How Many Stock Market Top Boxes Have Been Checked?
After posting another new high last week, stocks were taking a breather during Monday’s session. The primary catalyst came out of China. From Reuters:
China’s exports unexpectedly tumbled in February, falling 18.1 percent from a year earlier and swinging the trade balance into deficit. The data underscored recent concerns about the outlook for China’s economy, even though the Lunar New Year holidays were blamed for the slide.
Bullish Case For Stocks: Improving or Deteriorating?
Bear markets are typically associated with (a) economic contraction and (b) deterioration in corporate earnings. When (a) and (b) begin to occur, or are anticipated by investors, their behavior changes in both the stock and bond markets. The Wall Street Journal published the useful “what to watch for” checklist from Strategas Research Partners Monday.

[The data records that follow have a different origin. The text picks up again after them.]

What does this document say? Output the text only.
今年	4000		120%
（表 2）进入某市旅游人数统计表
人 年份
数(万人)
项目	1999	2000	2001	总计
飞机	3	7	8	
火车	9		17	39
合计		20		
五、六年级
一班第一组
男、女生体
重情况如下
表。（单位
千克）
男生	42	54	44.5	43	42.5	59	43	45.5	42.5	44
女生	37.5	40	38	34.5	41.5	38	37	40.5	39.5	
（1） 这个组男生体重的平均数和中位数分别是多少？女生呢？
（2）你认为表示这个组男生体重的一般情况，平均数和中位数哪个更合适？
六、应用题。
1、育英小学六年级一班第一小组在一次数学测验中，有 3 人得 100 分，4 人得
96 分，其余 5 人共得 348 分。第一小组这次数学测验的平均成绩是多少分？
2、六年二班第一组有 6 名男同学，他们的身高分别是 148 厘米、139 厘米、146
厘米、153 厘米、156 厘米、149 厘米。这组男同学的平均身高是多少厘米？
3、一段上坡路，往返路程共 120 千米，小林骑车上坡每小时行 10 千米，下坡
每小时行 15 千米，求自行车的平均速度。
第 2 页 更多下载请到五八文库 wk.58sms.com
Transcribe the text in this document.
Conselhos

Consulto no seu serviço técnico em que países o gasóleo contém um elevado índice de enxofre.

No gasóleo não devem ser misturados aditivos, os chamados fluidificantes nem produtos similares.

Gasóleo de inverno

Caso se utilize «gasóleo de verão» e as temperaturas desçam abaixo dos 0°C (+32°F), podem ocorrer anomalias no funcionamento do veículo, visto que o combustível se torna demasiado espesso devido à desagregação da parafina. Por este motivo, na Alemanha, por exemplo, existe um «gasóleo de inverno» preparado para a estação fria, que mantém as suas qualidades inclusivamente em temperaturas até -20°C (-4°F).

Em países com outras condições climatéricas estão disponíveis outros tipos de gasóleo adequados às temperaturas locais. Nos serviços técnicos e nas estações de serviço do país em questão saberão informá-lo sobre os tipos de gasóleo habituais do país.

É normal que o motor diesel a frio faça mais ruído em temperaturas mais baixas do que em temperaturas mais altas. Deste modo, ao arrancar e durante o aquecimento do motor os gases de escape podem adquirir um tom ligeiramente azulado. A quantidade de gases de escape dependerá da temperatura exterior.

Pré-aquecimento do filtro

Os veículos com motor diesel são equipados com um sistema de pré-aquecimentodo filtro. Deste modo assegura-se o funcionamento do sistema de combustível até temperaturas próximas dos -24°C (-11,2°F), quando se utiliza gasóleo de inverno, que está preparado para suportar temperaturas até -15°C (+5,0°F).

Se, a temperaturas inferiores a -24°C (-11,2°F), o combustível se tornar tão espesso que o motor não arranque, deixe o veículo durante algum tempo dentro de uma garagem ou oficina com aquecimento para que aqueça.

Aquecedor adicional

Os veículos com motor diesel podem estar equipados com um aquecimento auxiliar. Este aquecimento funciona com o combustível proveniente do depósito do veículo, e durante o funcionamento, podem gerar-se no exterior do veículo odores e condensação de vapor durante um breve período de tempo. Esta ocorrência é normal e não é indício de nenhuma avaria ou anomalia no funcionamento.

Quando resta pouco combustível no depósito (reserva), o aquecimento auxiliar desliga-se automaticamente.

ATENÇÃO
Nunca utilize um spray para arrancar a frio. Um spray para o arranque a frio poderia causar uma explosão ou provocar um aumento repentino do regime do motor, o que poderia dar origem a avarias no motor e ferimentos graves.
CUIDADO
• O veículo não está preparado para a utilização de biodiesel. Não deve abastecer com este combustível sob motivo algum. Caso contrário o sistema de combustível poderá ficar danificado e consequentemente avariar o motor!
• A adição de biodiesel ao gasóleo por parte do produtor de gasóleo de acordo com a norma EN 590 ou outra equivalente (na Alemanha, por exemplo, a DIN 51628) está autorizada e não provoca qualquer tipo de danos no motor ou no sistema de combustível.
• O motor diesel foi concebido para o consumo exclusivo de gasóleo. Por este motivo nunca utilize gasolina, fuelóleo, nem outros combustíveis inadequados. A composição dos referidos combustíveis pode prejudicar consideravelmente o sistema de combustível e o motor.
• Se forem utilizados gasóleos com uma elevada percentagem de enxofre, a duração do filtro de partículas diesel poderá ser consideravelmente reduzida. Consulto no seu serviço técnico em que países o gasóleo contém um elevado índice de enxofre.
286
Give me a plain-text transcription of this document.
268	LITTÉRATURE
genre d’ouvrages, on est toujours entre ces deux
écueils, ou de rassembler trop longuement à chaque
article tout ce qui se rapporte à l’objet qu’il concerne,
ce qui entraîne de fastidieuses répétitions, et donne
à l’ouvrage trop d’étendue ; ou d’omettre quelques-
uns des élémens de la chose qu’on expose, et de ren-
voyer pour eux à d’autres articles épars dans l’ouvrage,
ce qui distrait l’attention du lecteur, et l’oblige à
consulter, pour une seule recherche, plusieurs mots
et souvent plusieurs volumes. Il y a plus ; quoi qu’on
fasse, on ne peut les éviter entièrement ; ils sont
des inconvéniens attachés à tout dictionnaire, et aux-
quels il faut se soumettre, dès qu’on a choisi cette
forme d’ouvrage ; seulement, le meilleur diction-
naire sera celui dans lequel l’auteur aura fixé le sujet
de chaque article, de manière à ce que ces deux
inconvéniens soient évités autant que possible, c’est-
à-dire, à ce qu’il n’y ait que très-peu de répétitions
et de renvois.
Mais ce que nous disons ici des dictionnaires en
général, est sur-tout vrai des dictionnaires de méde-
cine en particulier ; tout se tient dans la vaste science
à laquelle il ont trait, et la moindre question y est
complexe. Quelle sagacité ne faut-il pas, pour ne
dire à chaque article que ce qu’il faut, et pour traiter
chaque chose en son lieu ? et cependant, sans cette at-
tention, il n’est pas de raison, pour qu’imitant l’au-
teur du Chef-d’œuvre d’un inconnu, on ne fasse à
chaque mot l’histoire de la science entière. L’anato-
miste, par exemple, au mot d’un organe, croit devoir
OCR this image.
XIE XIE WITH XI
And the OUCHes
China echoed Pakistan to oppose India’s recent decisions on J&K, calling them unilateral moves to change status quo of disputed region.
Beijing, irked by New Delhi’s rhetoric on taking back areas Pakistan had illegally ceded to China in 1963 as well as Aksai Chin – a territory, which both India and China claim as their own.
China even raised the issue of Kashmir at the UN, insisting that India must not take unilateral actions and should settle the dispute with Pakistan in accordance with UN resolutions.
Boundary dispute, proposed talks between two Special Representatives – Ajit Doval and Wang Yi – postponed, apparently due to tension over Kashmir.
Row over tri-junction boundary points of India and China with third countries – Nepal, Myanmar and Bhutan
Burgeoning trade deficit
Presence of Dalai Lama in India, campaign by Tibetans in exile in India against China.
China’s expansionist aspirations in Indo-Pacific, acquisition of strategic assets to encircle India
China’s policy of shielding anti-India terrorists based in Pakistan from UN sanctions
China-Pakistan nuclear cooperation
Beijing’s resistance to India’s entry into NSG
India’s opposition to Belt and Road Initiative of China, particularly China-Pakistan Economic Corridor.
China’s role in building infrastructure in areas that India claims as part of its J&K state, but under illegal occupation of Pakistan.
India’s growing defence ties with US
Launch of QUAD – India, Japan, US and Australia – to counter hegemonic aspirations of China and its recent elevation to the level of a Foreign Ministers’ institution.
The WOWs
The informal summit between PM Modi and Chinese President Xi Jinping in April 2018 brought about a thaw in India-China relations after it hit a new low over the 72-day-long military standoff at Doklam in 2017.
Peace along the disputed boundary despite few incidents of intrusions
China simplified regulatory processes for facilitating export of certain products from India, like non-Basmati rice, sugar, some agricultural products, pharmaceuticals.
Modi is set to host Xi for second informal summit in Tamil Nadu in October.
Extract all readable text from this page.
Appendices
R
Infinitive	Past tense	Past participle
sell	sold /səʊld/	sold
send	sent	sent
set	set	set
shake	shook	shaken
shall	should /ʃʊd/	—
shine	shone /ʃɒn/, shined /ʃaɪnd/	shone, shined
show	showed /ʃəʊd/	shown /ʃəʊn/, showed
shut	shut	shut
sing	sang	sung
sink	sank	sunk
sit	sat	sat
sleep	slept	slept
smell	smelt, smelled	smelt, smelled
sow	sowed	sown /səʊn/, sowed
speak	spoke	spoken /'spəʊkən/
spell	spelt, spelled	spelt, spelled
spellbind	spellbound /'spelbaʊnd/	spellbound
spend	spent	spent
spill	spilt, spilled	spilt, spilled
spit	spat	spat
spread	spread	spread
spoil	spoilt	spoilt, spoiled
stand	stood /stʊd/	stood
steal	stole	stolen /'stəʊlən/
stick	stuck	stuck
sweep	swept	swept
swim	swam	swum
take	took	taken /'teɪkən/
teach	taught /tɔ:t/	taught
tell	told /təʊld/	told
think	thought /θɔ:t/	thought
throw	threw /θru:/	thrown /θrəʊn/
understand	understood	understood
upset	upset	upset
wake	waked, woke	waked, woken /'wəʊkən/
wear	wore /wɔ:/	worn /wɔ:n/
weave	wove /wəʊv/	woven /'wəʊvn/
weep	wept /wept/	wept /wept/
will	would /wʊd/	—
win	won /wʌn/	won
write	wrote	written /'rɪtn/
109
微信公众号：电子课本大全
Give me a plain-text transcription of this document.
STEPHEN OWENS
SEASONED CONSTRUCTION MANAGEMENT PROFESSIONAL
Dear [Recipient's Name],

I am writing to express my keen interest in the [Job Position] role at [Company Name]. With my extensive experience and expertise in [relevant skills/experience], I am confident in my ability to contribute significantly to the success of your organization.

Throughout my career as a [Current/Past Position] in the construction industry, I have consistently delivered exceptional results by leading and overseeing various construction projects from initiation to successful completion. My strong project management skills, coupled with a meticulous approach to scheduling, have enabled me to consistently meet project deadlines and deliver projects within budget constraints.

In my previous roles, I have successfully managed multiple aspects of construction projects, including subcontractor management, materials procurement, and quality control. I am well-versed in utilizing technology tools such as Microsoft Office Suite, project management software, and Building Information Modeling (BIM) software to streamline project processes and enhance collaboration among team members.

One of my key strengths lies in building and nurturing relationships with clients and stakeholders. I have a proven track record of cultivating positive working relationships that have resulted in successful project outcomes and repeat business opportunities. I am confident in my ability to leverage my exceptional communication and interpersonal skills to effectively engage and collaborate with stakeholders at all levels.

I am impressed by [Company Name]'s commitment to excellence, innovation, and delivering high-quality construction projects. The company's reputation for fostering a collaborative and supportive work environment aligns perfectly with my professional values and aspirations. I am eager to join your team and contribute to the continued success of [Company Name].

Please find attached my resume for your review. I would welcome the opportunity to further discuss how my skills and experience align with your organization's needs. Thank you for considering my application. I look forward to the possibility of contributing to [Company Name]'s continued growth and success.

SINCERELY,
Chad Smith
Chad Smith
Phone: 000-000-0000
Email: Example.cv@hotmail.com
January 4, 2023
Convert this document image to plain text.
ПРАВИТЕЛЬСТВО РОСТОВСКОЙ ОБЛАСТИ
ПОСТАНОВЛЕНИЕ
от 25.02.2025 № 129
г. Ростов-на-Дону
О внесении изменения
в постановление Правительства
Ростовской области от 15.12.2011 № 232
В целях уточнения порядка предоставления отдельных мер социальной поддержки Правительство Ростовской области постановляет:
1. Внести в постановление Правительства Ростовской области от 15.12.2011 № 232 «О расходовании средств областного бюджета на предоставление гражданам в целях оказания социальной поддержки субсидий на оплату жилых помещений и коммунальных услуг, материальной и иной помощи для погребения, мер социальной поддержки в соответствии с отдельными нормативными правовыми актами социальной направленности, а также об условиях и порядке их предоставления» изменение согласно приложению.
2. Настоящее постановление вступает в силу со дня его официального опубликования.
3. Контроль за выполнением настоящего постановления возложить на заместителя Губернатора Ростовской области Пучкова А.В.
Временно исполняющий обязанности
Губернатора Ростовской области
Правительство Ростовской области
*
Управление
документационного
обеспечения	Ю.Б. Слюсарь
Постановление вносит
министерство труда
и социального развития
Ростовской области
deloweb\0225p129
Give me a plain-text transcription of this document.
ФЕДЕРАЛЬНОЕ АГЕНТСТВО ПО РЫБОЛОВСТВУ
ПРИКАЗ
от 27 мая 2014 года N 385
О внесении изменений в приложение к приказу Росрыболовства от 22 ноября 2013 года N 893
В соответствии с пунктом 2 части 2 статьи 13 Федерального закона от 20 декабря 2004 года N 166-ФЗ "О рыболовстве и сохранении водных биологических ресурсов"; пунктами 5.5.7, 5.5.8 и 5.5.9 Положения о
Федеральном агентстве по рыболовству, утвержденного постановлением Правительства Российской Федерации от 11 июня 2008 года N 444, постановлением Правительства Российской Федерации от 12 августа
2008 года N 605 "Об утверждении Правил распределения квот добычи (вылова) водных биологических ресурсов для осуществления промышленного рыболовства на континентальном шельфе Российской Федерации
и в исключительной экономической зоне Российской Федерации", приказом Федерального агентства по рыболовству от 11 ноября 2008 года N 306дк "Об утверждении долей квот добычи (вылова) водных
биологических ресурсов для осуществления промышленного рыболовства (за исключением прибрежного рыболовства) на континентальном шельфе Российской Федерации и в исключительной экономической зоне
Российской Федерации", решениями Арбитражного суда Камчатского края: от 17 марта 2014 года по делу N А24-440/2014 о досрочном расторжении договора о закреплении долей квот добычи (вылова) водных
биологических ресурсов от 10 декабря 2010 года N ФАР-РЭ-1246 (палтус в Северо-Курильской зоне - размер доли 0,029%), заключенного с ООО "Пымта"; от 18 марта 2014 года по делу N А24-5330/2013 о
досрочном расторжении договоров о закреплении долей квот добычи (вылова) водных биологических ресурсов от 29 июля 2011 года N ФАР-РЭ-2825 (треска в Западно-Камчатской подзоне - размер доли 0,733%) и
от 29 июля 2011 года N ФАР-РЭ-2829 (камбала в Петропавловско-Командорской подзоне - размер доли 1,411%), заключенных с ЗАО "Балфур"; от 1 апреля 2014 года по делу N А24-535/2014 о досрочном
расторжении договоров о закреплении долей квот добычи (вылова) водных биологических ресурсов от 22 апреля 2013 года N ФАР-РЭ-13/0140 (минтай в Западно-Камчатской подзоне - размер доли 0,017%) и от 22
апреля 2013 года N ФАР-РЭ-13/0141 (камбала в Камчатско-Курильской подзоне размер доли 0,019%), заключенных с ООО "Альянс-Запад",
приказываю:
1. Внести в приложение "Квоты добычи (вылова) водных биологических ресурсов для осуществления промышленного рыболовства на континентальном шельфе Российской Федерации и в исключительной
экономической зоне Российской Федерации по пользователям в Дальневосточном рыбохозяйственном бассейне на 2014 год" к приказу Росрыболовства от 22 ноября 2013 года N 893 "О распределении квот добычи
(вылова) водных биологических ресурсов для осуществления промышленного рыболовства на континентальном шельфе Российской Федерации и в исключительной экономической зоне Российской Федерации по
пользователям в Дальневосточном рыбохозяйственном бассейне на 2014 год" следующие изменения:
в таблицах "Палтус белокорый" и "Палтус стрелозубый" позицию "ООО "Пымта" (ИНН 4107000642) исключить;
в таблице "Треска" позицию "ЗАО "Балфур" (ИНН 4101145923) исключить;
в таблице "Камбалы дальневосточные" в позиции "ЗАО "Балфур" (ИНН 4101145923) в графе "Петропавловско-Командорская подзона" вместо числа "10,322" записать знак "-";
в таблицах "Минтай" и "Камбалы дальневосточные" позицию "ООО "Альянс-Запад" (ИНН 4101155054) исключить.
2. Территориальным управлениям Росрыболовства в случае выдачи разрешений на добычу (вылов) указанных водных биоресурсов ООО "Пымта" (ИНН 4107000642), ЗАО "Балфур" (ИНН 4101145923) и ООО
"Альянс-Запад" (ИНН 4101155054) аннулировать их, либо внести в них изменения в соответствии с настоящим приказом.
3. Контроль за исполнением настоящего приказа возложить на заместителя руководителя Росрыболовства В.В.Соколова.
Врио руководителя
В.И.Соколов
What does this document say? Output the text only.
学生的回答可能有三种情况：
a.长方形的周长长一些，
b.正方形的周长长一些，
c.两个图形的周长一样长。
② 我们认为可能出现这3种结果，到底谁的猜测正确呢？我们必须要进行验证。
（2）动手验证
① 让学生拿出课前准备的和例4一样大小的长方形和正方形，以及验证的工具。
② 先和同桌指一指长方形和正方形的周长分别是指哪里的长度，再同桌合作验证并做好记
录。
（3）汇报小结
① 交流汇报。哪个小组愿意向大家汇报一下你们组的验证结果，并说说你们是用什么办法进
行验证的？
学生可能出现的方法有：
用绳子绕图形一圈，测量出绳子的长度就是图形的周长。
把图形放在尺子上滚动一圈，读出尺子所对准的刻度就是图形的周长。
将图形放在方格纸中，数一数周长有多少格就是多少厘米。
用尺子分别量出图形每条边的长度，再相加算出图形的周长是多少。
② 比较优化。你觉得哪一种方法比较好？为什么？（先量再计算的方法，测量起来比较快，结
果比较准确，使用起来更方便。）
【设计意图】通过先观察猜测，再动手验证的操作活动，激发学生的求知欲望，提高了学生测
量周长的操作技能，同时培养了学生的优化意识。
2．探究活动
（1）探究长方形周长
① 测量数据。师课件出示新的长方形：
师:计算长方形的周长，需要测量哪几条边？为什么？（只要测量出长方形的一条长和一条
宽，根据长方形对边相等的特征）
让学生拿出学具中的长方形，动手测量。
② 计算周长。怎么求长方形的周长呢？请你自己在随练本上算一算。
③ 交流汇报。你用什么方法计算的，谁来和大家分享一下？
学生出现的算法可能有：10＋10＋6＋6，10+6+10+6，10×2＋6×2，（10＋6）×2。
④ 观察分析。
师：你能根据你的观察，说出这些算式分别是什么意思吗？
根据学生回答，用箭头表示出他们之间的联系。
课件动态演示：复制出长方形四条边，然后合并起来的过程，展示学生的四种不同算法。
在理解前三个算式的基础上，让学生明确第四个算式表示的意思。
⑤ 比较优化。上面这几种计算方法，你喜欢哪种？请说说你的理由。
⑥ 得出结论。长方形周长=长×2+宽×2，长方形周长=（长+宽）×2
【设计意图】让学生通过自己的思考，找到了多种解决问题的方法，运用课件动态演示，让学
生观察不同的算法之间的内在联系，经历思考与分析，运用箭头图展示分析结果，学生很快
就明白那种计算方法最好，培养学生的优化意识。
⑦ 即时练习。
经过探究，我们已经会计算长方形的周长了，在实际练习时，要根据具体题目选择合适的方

The table above tells us the stock market bears probably have some work to do. In fact, instead of showing weakness, the broad NYSE Composite stock index recently broke out in a manner that aligns with economic confidence, rather than economic fear. This week’s video reviews the NYSE’s break above previous resistance, along with concerns about all-time-highs.
Earnings Drive Stock Prices
From a common sense perspective, a company growing their bottom line is probably a better investment candidate than one seeing profits decline. One of the boxes checked in the table above is weakening upwards earnings revisions. How concerned should we be? From Yahoo:
“We believe that the US equity markets for 2014 will be up perhaps 7% or 8%,” says Morganlander, who thinks the economy will show better-than-expected growth this year. “Our GDP forecast is for over 3% for 2014. And, what really drives the stock market – and, it’s about 90% correlated – is earnings. We believe S&P earnings for 2014 will be up roughly 7% to 8% and that ties into our price target.” According to Morganlander, the economy’s growth is based on more credit, capital investment, and job creation. “We hit a pothole over the last several months,” says Morganlander, “but over the next several months, as we start to warm up and the great ‘Ice Age’ starts to melt, we’re going to start to better employment numbers and better employment data coming out.”
Investment Implications – Bulls Still In Control
When the S&P 500 closed above the early 2014 high of 1,848, it told us something positive about investors’ expectations for future earnings and economic growth. The positive slopes of trendlines A, B, and C below paint a similar bullish picture about investor expectations. Even when the economy is clicking on all cylinders, the stock market never goes straight up, which is why it is prudent to know key levels that may act as support.
Until the economic and technical evidence shifts, we will continue to hold U.S. stocks (SPY) and technology stocks (QQQ).